Post-assembly Plasmid Amplification for Increased Transformation Yields in E. coli and S. cerevisiae.

Abstract

Many biological disciplines rely upon the transformation of host cells with heterologous DNA to edit, engineer, or examine biological phenotypes. Transformation of model cell strains (Escherichia coli) under model conditions (electroporation of circular supercoiled plasmid DNA; typically pUC19) can achieve >10¹⁰ transformants/μg DNA. Yet outside of these conditions, e.g., work with relaxed plasmid DNA from in vitro assembly reactions (cloned DNA) or nonmodel organisms, the efficiency of transformation can drop by multiple orders of magnitude. Overcoming these inefficiencies requires cost- and time-intensive processes, such as generating large quantities of appropriately formatted input DNA or transforming many aliquots of cells in parallel. We sought to simplify the generation of large quantities of appropriately formatted input cloned DNA by using rolling circle amplification (RCA) and treatment with specific endonucleases to generate an efficiently transformable linear DNA product for in vivo circularization in host cells.
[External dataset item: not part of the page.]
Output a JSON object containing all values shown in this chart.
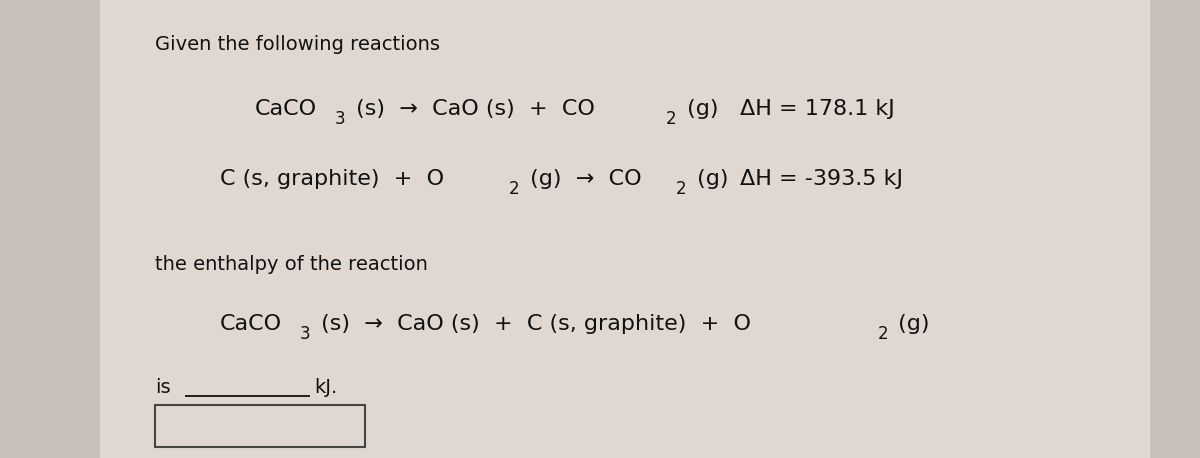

We achieved an over 6500-fold increase in the yield of input DNA, and demonstrate that the use of a nicking endonuclease to generate homologous single-stranded ends increases the efficiency of E. coli chemical transformation compared to both linear DNA with double-stranded homologous ends and circular Golden-Gate assembly products. Meanwhile, the use of a restriction endonuclease to generate linear DNA with double-stranded homologous ends increases the efficiency of chemical and electrotransformation of Saccharomyces cerevisiae. Importantly, we also optimized the process such that both RCA and endonuclease treatment occur efficiently in the same buffer, streamlining the workflow and reducing product loss through purification steps. We expect that our approach could have utility beyond E. coli and S. cerevisiae and be applicable to areas such as directed evolution, genome engineering, and the manipulation of alternative organisms with even poorer transformation efficiencies.